SW: Human Rights Watch has also criticised a number of points in the Code, speaking of “a concerted smear campaign.” Why, in your opinion, has this code been drafted?
VM-L: Most NGOs already have humanitarian charters which align with principles of humanity and neutrality. There was also an attempt to put together a consensual code of conduct by the UK-based NGO Human Rights At Sea in April 2017. I see no need for a parallel one which is state-led and imposed top-down on NGOs. The quality of rescue they are delivering is, if anything, higher than by Frontex, NATO and EUNAVFOR vessels. So there is really no operational need for it – I can only really see a political motivation behind it to decrease the number of total migrant arrivals at Italian shores.
SW: This code of conduct comes amidst accusations from the Italian side that NGOs have been cooperating with traffickers. Could you respond to these accusations from a legal perspective?
VM-L: There has been no evidence, and no charges being pressed formally at any point in time against any of the NGOs. There was actually an enquiry in April 2017 by the Italian Senate Defence Committee which was unable to find any link between the activities of NGOs and the trafficking business. There were also accusations by Frontex Executive Director Mr. Leggeri, which he later denied. There is a letter from Mr. Leggeri addressed to a number of MEPs where he said his words were misinterpreted and that actually he meant that traffickers were adapting to NGOs operating close to Libyan territorial waters. But the fact that they are there is only a response to the gap left by the retreat after ‘Mare Nostrum’ of the Italian Coastguard itself – an unlawful retreat, to my mind, as coastal states are obliged by Article 98 of UNCLOS to operate “permanent and effective rescue services.” Even those accusing the NGOs of collusion have taken their words back. There is now no-one seriously proposing that the claim stands or is based on any legal evidence worthy of the name.
SW: How would you advise Italy and other EU states to fulfil their international law obligations?

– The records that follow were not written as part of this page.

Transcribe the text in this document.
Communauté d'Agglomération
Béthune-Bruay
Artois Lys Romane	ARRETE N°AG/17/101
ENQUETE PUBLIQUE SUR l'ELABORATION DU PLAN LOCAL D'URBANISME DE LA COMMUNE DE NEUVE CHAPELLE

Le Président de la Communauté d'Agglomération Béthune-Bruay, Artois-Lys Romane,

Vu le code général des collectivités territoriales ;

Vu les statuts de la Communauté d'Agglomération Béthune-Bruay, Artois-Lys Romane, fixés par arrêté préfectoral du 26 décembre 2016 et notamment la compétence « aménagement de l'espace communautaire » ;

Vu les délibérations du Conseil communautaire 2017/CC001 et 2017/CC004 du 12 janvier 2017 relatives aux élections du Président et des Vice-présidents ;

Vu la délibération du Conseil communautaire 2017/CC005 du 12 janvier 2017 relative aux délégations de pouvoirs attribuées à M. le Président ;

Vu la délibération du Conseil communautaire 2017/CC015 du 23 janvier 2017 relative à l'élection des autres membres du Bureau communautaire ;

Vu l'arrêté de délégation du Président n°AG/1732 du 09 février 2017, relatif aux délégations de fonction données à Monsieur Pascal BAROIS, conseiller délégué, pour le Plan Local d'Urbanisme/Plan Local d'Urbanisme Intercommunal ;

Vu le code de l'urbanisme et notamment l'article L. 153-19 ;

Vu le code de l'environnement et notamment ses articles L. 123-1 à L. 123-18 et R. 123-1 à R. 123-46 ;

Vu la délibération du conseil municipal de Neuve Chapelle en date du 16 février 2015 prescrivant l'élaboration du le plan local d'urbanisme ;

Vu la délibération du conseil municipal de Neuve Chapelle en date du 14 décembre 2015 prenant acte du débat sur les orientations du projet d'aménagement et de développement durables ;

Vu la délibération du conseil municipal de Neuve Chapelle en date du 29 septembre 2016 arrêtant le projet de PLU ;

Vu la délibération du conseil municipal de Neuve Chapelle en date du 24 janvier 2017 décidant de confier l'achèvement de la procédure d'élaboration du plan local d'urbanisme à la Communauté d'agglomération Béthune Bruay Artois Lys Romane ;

VM-L: What would be required is a complete overhaul of the Dublin system. The Dublin ‘country of first entry’ rule makes disembarkation the trigger of a chain of obligations on the reception and processing of asylum claimants. It covers 80% of all arrivals into the EU via Italy, which goes against the principle of solidarity in Article 80 of the Treaty on the Functioning of the EU. Those negotiating the reform of the Dublin system should embrace a complete overhaul of the principle of first entry. If that was done, Italy’s life would be much easier. The other piece in the puzzle is safe passage, for which Sea-Watch and other NGOs have been campaigning very actively. Safe passage is essential. People take the sea route because that is the only means left to reach safety in Europe. There are no visas for the purposes of seeking asylum – the only means for protection seekers to reach Europe is traffickers. That’s why what’s happening at sea is a tragedy of our own making. It’s a crisis that should not exist. If rather than criminalising the NGOs they were invited to the table as part of the solution, instead of part of the problem, it would send a very strong signal to public opinion, to those in need of rescue at sea, and set the basis to reconcile the European position with international law.